Desde a volta do país à democracia, nunca
o governo teve uma oposição tão claudicante
Diego Escosteguy
Desde que voltou ao regime democrático, em 1985, o país sempre contou com uma oposição. Em 1991, sob o governo de Fernando Collor, o primeiro presidente eleito pelo voto direto depois de três décadas de jejum, a oposição tinha o apoio de pelo menos 160 deputados. Quatro anos mais tarde, no primeiro governo de Fernando Henrique, os oposicionistas somavam 140 deputados na Câmara. Mais do que pela quantidade, a bancada de oposição costumava se destacar pelo empenho em votar contra propostas do governo e fustigá-lo com denúncias e CPIs – um papel cumprido com galhardia pela comissão de frente do PT. Neste começo de segundo mandato do presidente Lula, criou-se um cenário inédito em duas décadas de democracia. Com apenas 114 deputados do PSDB e do antigo PFL, a oposição jamais foi tão inexpressiva do ponto de vista numérico e nunca demonstrou tanta inapetência pelo papel de contrapor-se ao governo.

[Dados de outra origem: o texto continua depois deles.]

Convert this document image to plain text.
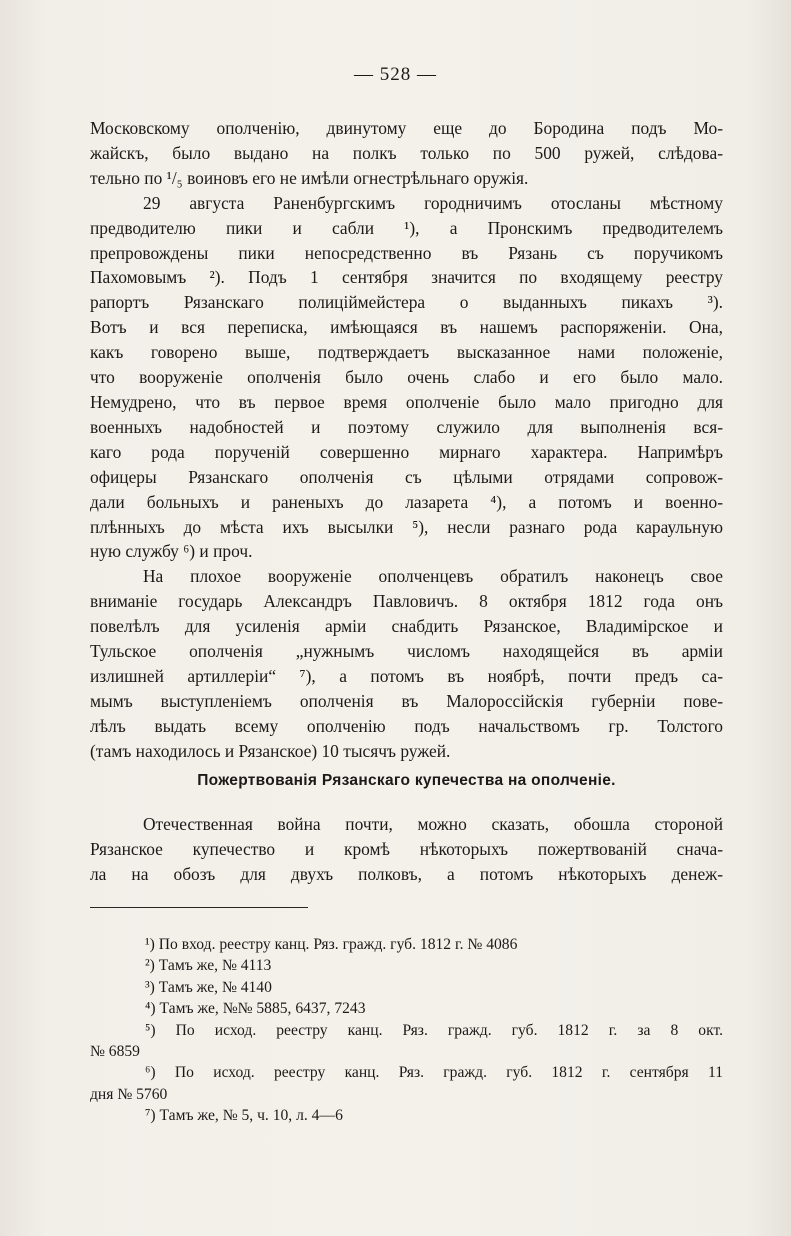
— 528 —

Московскому ополченію, двинутому еще до Бородина подъ Мо-
жайскъ, было выдано на полкъ только по 500 ружей, слѣдова-
тельно по ¹/₅ воиновъ его не имѣли огнестрѣльнаго оружія.

29 августа Раненбургскимъ городничимъ отосланы мѣстному
предводителю пики и сабли ¹), а Пронскимъ предводителемъ
препровождены пики непосредственно въ Рязань съ поручикомъ
Пахомовымъ ²). Подъ 1 сентября значится по входящему реестру
рапортъ Рязанскаго полицiймейстера о выданныхъ пикахъ ³).
Вотъ и вся переписка, имѣющаяся въ нашемъ распоряженіи. Она,
какъ говорено выше, подтверждаетъ высказанное нами положеніе,
что вооруженіе ополченія было очень слабо и его было мало.
Немудрено, что въ первое время ополченіе было мало пригодно для
военныхъ надобностей и поэтому служило для выполненія вся-
каго рода порученій совершенно мирнаго характера. Напримѣръ
офицеры Рязанскаго ополченія съ цѣлыми отрядами сопровож-
дали больныхъ и раненыхъ до лазарета ⁴), а потомъ и военно-
плѣнныхъ до мѣста ихъ высылки ⁵), несли разнаго рода караульную
ную службу ⁶) и проч.

На плохое вооруженіе ополченцевъ обратилъ наконецъ свое
вниманіе государь Александръ Павловичъ. 8 октября 1812 года онъ
повелѣлъ для усиленія арміи снабдить Рязанское, Владимірское и
Тульское ополченія „нужнымъ числомъ находящейся въ арміи
излишней артиллеріи“ ⁷), а потомъ въ ноябрѣ, почти предъ са-
мымъ выступленіемъ ополченія въ Малороссійскія губерніи пове-
лѣлъ выдать всему ополченію подъ начальствомъ гр. Толстого
(тамъ находилось и Рязанское) 10 тысячъ ружей.

Пожертвованія Рязанскаго купечества на ополченіе.
Отечественная война почти, можно сказать, обошла стороной
Рязанское купечество и кромѣ нѣкоторыхъ пожертвованій снача-
ла на обозъ для двухъ полковъ, а потомъ нѣкоторыхъ денеж-
¹) По вход. реестру канц. Ряз. гражд. губ. 1812 г. № 4086
²) Тамъ же, № 4113
³) Тамъ же, № 4140
⁴) Тамъ же, №№ 5885, 6437, 7243
⁵) По исход. реестру канц. Ряз. гражд. губ. 1812 г. за 8 окт.
№ 6859
⁶) По исход. реестру канц. Ряз. гражд. губ. 1812 г. сентября 11
дня № 5760
⁷) Тамъ же, № 5, ч. 10, л. 4—6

Preocupados com os descaminhos da minoria e com a perda de catorze deputados nos últimos meses, os líderes do PSDB e do antigo PFL fizeram uma bateria de reuniões na semana passada para afinar o discurso – e não chegaram a conclusão nenhuma. Mas a ex-deputada Zulaiê Cobra chegou: "O PSDB virou um tapete para o Lula pisar", desabafou. Uma de suas fundadoras, ela está entre as mais recentes defecções da legenda. Enquanto isso, a estratégia de cooptação de Lula, que já abocanhou doze dos catorze principais partidos representados no Congresso, segue implacável. Depois de arrebanhar para o ministério o ex-oposicionista Geddel Vieira Lima, Lula obteve uma façanha notável na semana passada. Convenceu o filósofo Roberto Mangabeira Unger, aquele que afirmava que o governo petista era "o mais corrupto da história", a comandar a recém-criada Secretaria de Ações de Longo Prazo – ou o "Ministério do Futuro", como já foi apelidada a pasta em Brasília.
Ed Ferreira/AE |
Reunião de líderes do antigo PFL e do PSDB: a tentativa para afinar o discurso não chega a conclusão nenhuma |
Por que, mesmo tendo obtido 37 milhões de votos na última eleição presidencial, a oposição está tão debilitada? Entre as explicações mais corriqueiras está o fato de que não existe um candidato natural à sucessão de Lula em 2010 em torno do qual a oposição possa se aglutinar. Além disso, na política brasileira, o governo federal sempre exerceu uma atração irresistível para partidos políticos tão desprovidos de ideologia. Por fim, os líderes do PSDB adotaram deliberadamente uma tática de evitar o embate cotidiano com o governo, uma cautela compartilhada pelos dois tucanos de plumagem mais vistosa: os governadores José Serra, de São Paulo, e Aécio Neves, de Minas. Os dois trabalham para fazer de sua gestão um trampolim para o Palácio do Planalto, razão pela qual é prudente manter relações amistosas com o governo federal, e não querem se transformar precocemente numa expressão contra o lulismo, cuja força é notória mas cujo destino ainda é uma incógnita.
Por baixo dessa primeira camada de fatos políticos, subsistem razões mais densas para a apatia da oposição – como a própria consolidação democrática. Nesse processo, o eleitorado já testou o velho PMDB, a surpresa PRN e escolheu para dois mandatos o PSDB e o PT. Com isso, fecha-se um ciclo de novidades. Além disso, o próprio eleitorado adquiriu um novo perfil, menos ingênuo diante das mágicas do marketing e mais interessado em soluções reais para os problemas cotidianos. "O Brasil está encerrando um ciclo", diz o deputado Gustavo Fruet, do PSDB do Paraná. "O problema é que a oposição não consegue elaborar um discurso que responda às expectativas desse novo eleitorado." É um problema mesmo, pois o equilíbrio do jogo democrático depende da existência de uma oposição crítica e vigilante ao governo. Eis a advertência do cientista político Octaciano Nogueira, da Universidade de Brasília: "Sem oposição, o Brasil corre o risco da tentação autoritária, como acontece na Venezuela. Trata-se de um perigo para a democracia."